During a campaign stop before the election, Clark said in a New York Times interview on Oct. 1. “I am not afraid,” Clark said “I don’t care who it is. The case comes in, I’m going to investigate it; I’m going to make sure it’s properly investigated; I’m going to weigh the facts and then I will make my determination, and it’s not going to be based on whoever it helps or hurts.”

Clark, who resigned as an associate justice of the state appellate court to enter the race has also served as acting justice of the New York State Supreme Court Bronx County and as a criminal court judge in Manhattan and the Bronx.

About 550 miles away in Charlotte, Democrats won all four Charlotte City Council at-large seats when James “Smuggie” Mitchell narrowly beat Republican John Powell by 252 votes for the fourth seat, according to the Charlotte Observer.

Mitchell finished with 14.3 percent to Powell’s 14.2 percent. The loss continued a citywide losing streak for Republicans, who have lost the mayoral races and all at-large seats in the last three elections.

Democrat Jennifer Roberts defeated Republican Edwin Peacock in the mayor’s race. That means the Democrats have held the mayor’s job since 2009, when Anthony Foxx won his first term.
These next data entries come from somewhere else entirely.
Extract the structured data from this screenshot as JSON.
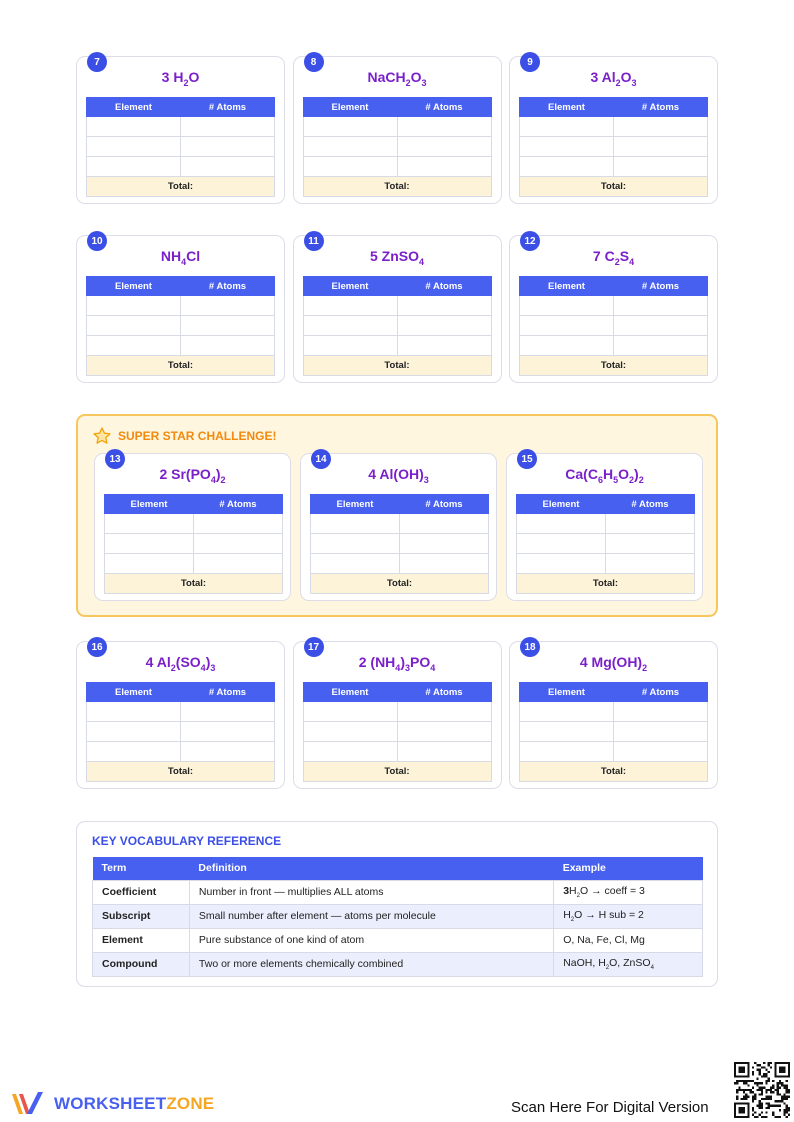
{
  "table_headers": {
    "element": "Element",
    "atoms": "# Atoms",
    "total": "Total:"
  },
  "rows": [
    [
      {
        "num": "7",
        "formula": [
          {
            "t": "3 H"
          },
          {
            "s": "2"
          },
          {
            "t": "O"
          }
        ]
      },
      {
        "num": "8",
        "formula": [
          {
            "t": "NaCH"
          },
          {
            "s": "2"
          },
          {
            "t": "O"
          },
          {
            "s": "3"
          }
        ]
      },
      {
        "num": "9",
        "formula": [
          {
            "t": "3 Al"
          },
          {
            "s": "2"
          },
          {
            "t": "O"
          },
          {
            "s": "3"
          }
        ]
      }
    ],
    [
      {
        "num": "10",
        "formula": [
          {
            "t": "NH"
          },
          {
            "s": "4"
          },
          {
            "t": "Cl"
          }
        ]
      },
      {
        "num": "11",
        "formula": [
          {
            "t": "5 ZnSO"
          },
          {
            "s": "4"
          }
        ]
      },
      {
        "num": "12",
        "formula": [
          {
            "t": "7 C"
          },
          {
            "s": "2"
          },
          {
            "t": "S"
          },
          {
            "s": "4"
          }
        ]
      }
    ]
  ],
  "challenge": {
    "title": "SUPER STAR CHALLENGE!",
    "cards": [
      {
        "num": "13",
        "formula": [
          {
            "t": "2 Sr(PO"
          },
          {
            "s": "4"
          },
          {
            "t": ")"
          },
          {
            "s": "2"
          }
        ]
      },
      {
        "num": "14",
        "formula": [
          {
            "t": "4 Al(OH)"
          },
          {
            "s": "3"
          }
        ]
      },
      {
        "num": "15",
        "formula": [
          {
            "t": "Ca(C"
          },
          {
            "s": "6"
          },
          {
            "t": "H"
          },
          {
            "s": "5"
          },
          {
            "t": "O"
          },
          {
            "s": "2"
          },
          {
            "t": ")"
          },
          {
            "s": "2"
          }
        ]
      }
    ]
  },
  "row4": [
    {
      "num": "16",
      "formula": [
        {
          "t": "4 Al"
        },
        {
          "s": "2"
        },
        {
          "t": "(SO"
        },
        {
          "s": "4"
        },
        {
          "t": ")"
        },
        {
          "s": "3"
        }
      ]
    },
    {
      "num": "17",
      "formula": [
        {
          "t": "2 (NH"
        },
        {
          "s": "4"
        },
        {
          "t": ")"
        },
        {
          "s": "3"
        },
        {
          "t": "PO"
        },
        {
          "s": "4"
        }
      ]
    },
    {
      "num": "18",
      "formula": [
        {
          "t": "4 Mg(OH)"
        },
        {
          "s": "2"
        }
      ]
    }
  ],
  "vocab": {
    "title": "KEY VOCABULARY REFERENCE",
    "headers": [
      "Term",
      "Definition",
      "Example"
    ],
    "rows": [
      {
        "term": "Coefficient",
        "definition": "Number in front — multiplies ALL atoms",
        "example": [
          {
            "b": "3"
          },
          {
            "t": "H"
          },
          {
            "s": "2"
          },
          {
            "t": "O → coeff = 3"
          }
        ]
      },
      {
        "term": "Subscript",
        "definition": "Small number after element — atoms per molecule",
        "example": [
          {
            "t": "H"
          },
          {
            "s": "2"
          },
          {
            "t": "O → H sub = 2"
          }
        ]
      },
      {
        "term": "Element",
        "definition": "Pure substance of one kind of atom",
        "example": [
          {
            "t": "O, Na, Fe, Cl, Mg"
          }
        ]
      },
      {
        "term": "Compound",
        "definition": "Two or more elements chemically combined",
        "example": [
          {
            "t": "NaOH, H"
          },
          {
            "s": "2"
          },
          {
            "t": "O, ZnSO"
          },
          {
            "s": "4"
          }
        ]
      }
    ]
  },
  "footer": {
    "logo_part1": "WORKSHEET",
    "logo_part2": "ZONE",
    "scan_text": "Scan Here For Digital Version",
    "colors": {
      "blue": "#4760f0",
      "orange": "#f5a623",
      "purple": "#7a1fc9"
    }
  }
}
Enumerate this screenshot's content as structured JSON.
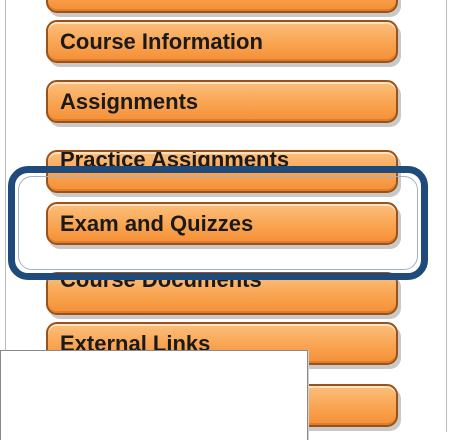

In Pennsylvania, a swing state, Democrats swept state Supreme Court elections. Of the sweep, the Washington Post reported, “That was a break from tradition. . .It was enabled by direct mail to Democrats featuring President Obama, a nationalization of the race – and a mirror image of Obama-centric ads that buried Democrats in Kentucky.”

“The worry behind this election was that Philadelphia would not turn out, or produce a very low turnout,” said Sen. Robert P. Casey Jr. (D-Pa.), who made nearly a dozen campaign appearances for the Democratic candidates between Halloween and Election Day and who has endorsed Hillary Rodham Clinton for president. “As it turned out, Philly contributed more than 10 percent of the statewide vote. Hillary, who already has a very strong base, can look to that. Her potential in our state is strong because she’ll keep the Philly vote, do well in suburbs, and has a chance to exceed the president’s numbers in western Pennsylvania.”

Miles away in Indianapolis, urban turnout helped Democrats take back city hall. Democrats won a City-County Council majority for just the third time in 46 years by the surprising defeat of a favored Republican incumbent.

“People are calling it an underdog story, but I knew it was a race we could win,” said Evans, 31, who received no financial backing from the Democratic Party. “I grew up in the neighborhood, and I knew the people and knew they would vote on the issues rather than the party label.”

Here’s why people are calling it an underdog story. In 2011 Evans ran for District 13 of the Indianapolis City-County Council. He got crushed. Republican incumbent Robert Lutz beat the Democrat, 60 percent to 36 percent.

But in the recent election the story flipped on a dime. And in the recent election Lutz lost to first-time Democratic candidate Jared Evans in District 22.

The problem is Lutz was expected to win handily, the Democratic Party picked another candidate in the primary, and a newly drawn district map showed the Southwestside district comfortably favored Republicans.

Still, Evans beat Lutz 54.1 percent to 45.9 percent.